In June, research by Emory University in Georgia found a drug used to treat PTSD, SR-8993, actually worked to prevent fear memories forming in mice.

The rodents were strapped to a wooden board for two hours where they were unable to move. The stress of the experience created a heightened sense of fear like that experienced by people with PTSD, but mice given SR-8993 were less likely to feel an increased sense of fear after the event.

In a separate study, researchers found the drug Latrunculin A could 'erase' memories of an event days after it occurred. Mice were trained to consume methamphetamine in a visually distinctive sensory room filled with various scents. Rodents that were injected with Latrunculin A two days later did not seek out the methamphetamine when they were returned to the same environment, but the other rodents did.

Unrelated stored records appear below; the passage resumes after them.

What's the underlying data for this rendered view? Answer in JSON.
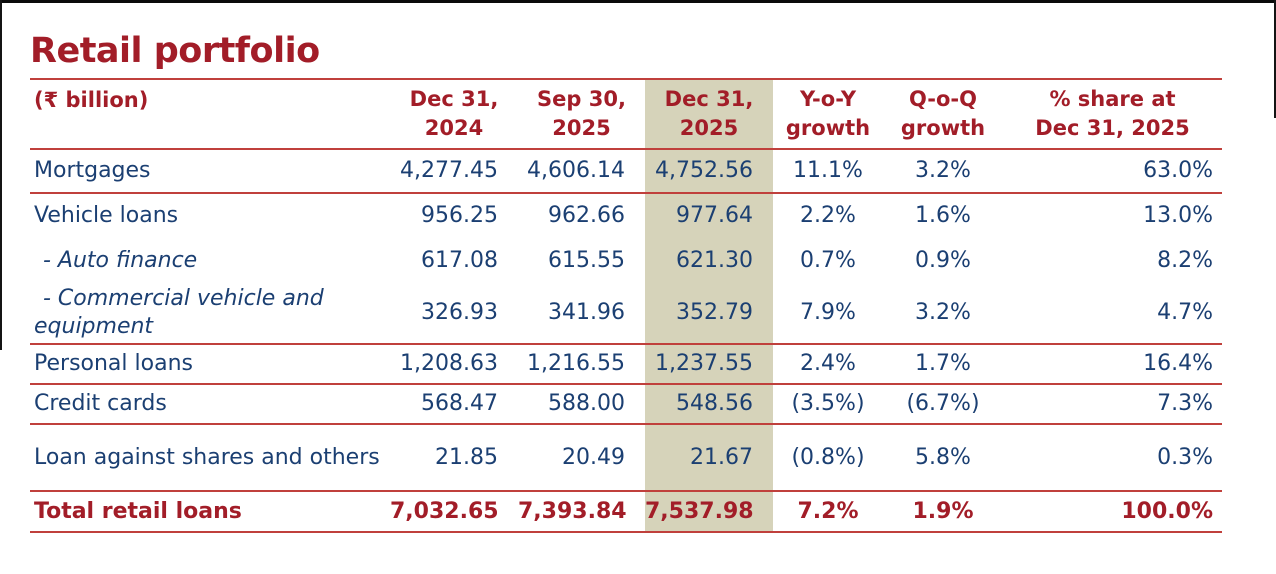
{
  "page": {
    "title": "Retail portfolio"
  },
  "colors": {
    "brand_red": "#A21D28",
    "body_navy": "#1B3F72",
    "rule_red": "#C0403C",
    "highlight_beige": "#D6D3BA"
  },
  "table": {
    "columns": [
      {
        "id": "label",
        "lines": [
          "(₹ billion)"
        ]
      },
      {
        "id": "dec2024",
        "lines": [
          "Dec 31,",
          "2024"
        ]
      },
      {
        "id": "sep2025",
        "lines": [
          "Sep 30,",
          "2025"
        ]
      },
      {
        "id": "dec2025",
        "lines": [
          "Dec 31,",
          "2025"
        ],
        "highlight": true
      },
      {
        "id": "yoy",
        "lines": [
          "Y-o-Y",
          "growth"
        ]
      },
      {
        "id": "qoq",
        "lines": [
          "Q-o-Q",
          "growth"
        ]
      },
      {
        "id": "share",
        "lines": [
          "% share at",
          "Dec 31, 2025"
        ]
      }
    ],
    "rows": [
      {
        "label": "Mortgages",
        "dec2024": "4,277.45",
        "sep2025": "4,606.14",
        "dec2025": "4,752.56",
        "yoy": "11.1%",
        "qoq": "3.2%",
        "share": "63.0%"
      },
      {
        "label": "Vehicle loans",
        "dec2024": "956.25",
        "sep2025": "962.66",
        "dec2025": "977.64",
        "yoy": "2.2%",
        "qoq": "1.6%",
        "share": "13.0%"
      },
      {
        "label": "- Auto finance",
        "dec2024": "617.08",
        "sep2025": "615.55",
        "dec2025": "621.30",
        "yoy": "0.7%",
        "qoq": "0.9%",
        "share": "8.2%"
      },
      {
        "label": "- Commercial vehicle and equipment",
        "dec2024": "326.93",
        "sep2025": "341.96",
        "dec2025": "352.79",
        "yoy": "7.9%",
        "qoq": "3.2%",
        "share": "4.7%"
      },
      {
        "label": "Personal loans",
        "dec2024": "1,208.63",
        "sep2025": "1,216.55",
        "dec2025": "1,237.55",
        "yoy": "2.4%",
        "qoq": "1.7%",
        "share": "16.4%"
      },
      {
        "label": "Credit cards",
        "dec2024": "568.47",
        "sep2025": "588.00",
        "dec2025": "548.56",
        "yoy": "(3.5%)",
        "qoq": "(6.7%)",
        "share": "7.3%"
      },
      {
        "label": "Loan against shares and others",
        "dec2024": "21.85",
        "sep2025": "20.49",
        "dec2025": "21.67",
        "yoy": "(0.8%)",
        "qoq": "5.8%",
        "share": "0.3%"
      },
      {
        "label": "Total retail loans",
        "dec2024": "7,032.65",
        "sep2025": "7,393.84",
        "dec2025": "7,537.98",
        "yoy": "7.2%",
        "qoq": "1.9%",
        "share": "100.0%"
      }
    ]
  }
}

In July, a team at the Massachusetts Institute of Technology conducted a study that found the individual memories of mice leave recognisable molecular signatures in the brain’s hippocampus region. The team genetically engineered a mouse so that its hippocampal cells would be tagged with a protein when activated which the researchers could switch on later. The mouse was placed in an unfamiliar cage for a day, before being moved into a noticeably different cage which was scented and had black walls.

At the same time, they gave it an uncomfortable shock and switched on the tagging protein to briefly activate cells that had been active in the old cage. When they put the mouse back in the old cage, it froze as if afraid, suggesting a false memory had been 'shocked' there.

Scientists are now hoping that continued research will explain how the brain's neurons encode each memory and thus provide better treatments for people plagued by traumatic memories.